In this odyssey about the march away from superstition, for that is what is really meant here by the term magic: ghosts, demons, apparitions and fairies, we are treated to the whole panoply. Whereas in the previous book magic is that which underlies the very ethos of the nation and its inherent myth, here we can see all too readily the decline of myth from the assault upon it of doctrinal Christianity – the most superstitious of religions in medaeval Britain.

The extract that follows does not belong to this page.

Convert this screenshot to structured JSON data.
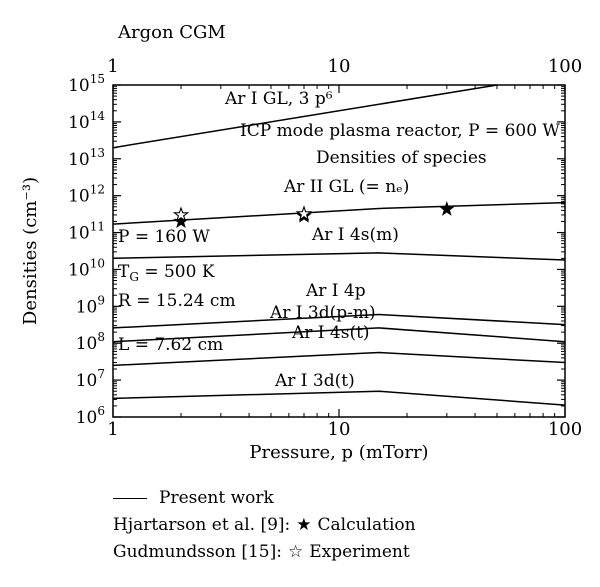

The conflict represented here is the relationship between God and the natural world. It was an argument of great intensity in the medaeval period and remained so in the run up to the Enlightenment. What Hunter points out is that the challenge to the prevailing orthodoxy did not come from the early Royal Society, primarily because it too was divided on the issue. The true pioneers of scepticism were the humanist free thinkers. From them sprang a gradual and cultural osmosis based on the legacy of classical antiquity, which surviving into the era of Francis Bacon, whose strictures, when applied later by the likes of Robert Boyle, helped to lay the foundation for modern empirical science.
It is in juxtaposition of the events if today that one should read this volume. We are living in an age of increasing superstition, one governed by a kind of state sponsored terror over the spread of Covid wherein the lack of impartial information about what is truly going on adds to the overall effect of paranoia and fear. We are also inhabited by a groupthink generation who would do well to look at this book and ask how the Enlightenment came around.
This book casts a different angle on a subject covered in 1971 by Prof Keith Thomas in Religion and the Decline of Magic. It is a thoroughly engrossing tome and very compelling. Hunter, who is Emeritus Professor of History at Birkbeck, University of London knows his subject well and takes us on an entertaining journey through the extraordinary transformation of 16 -18th century Britain and the all-important founding of the Royal Society.
Science may have replaced religion but the magic never really went away: science can be magical – for to approach it in the way of a true pioneer, it needs to be approached with a sense of awe, of wonder – and if this is not magical then what is?